Another study by Chinese agricultural experts (on the research progress of whole genome resequencing in soybean breeding) likewise asserts that the technology will effectively solve key issues, including lack of marker genes — and that, eventually, these advancements will allow them to modify the genetic materials of soybeans, give new traits to crops, and significantly improve their yield and quality.
The DNA-sequencing industry — just like the semiconductor industry — can be subdivided into different manufacturing processes. Complete Genomics is a state-of-the-art hardware firm, while Gencove is a leading data platform. Similarly, BGI and MGI Tech tap into distinct, niche areas of the sequencing and breeding industry.
But unlike the chips industry, BGI and MGI Tech’s collaborations with these US biotech companies in agriculture — and their implications on breeding techniques in China — have seldom been scrutinized, either on a political or a compliance basis. Especially given the strategic competition between the US and China and the national-security implications of the agricultural sector, these partnerships should be further investigated.
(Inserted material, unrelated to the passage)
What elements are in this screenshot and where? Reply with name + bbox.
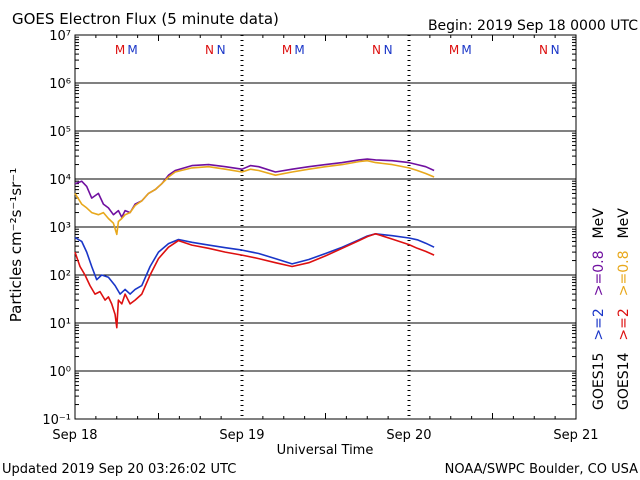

During the Cultural Revolution, Xi Jinping, then a teenager, was sent to rural Shaanxi 陕西 during the “Down to the Countryside Movement” 下乡运动, and a secretary assigned him to a seed-production site to study breeding. A memoir revealed that he kept his breeding knowledge in a booklet, sharing it with others when the opportunity arose. These experiences planted a seed inside an ambitious opportunist, who decades later finally has a chance to embed his agricultural theories into China’s grand strategy. With a newly enacted food-security law, an agricultural surveillance system, and breakthroughs in breeding technologies, the country is now becoming an agricultural superpower.
From information construction in cultivated lands to scientific innovation in crop breeding, China is entering into an agricultural revolution that promises changes from the peasantry to the military. Beijing is trying to drop the US as its largest soybean supplier, build a surveillance infrastructure that covers all its grains, and mark every trait of crops and livestock that can tolerate an increasingly intolerable climate. And in today’s ever-shifting geopolitical climate, China is ramping up preparedness for contingencies, including grain embargoes and global food crises.
Indeed, as an idiom from ancient China goes, “Before the troops move, the grain and rations go first” 三军未动,粮草先行.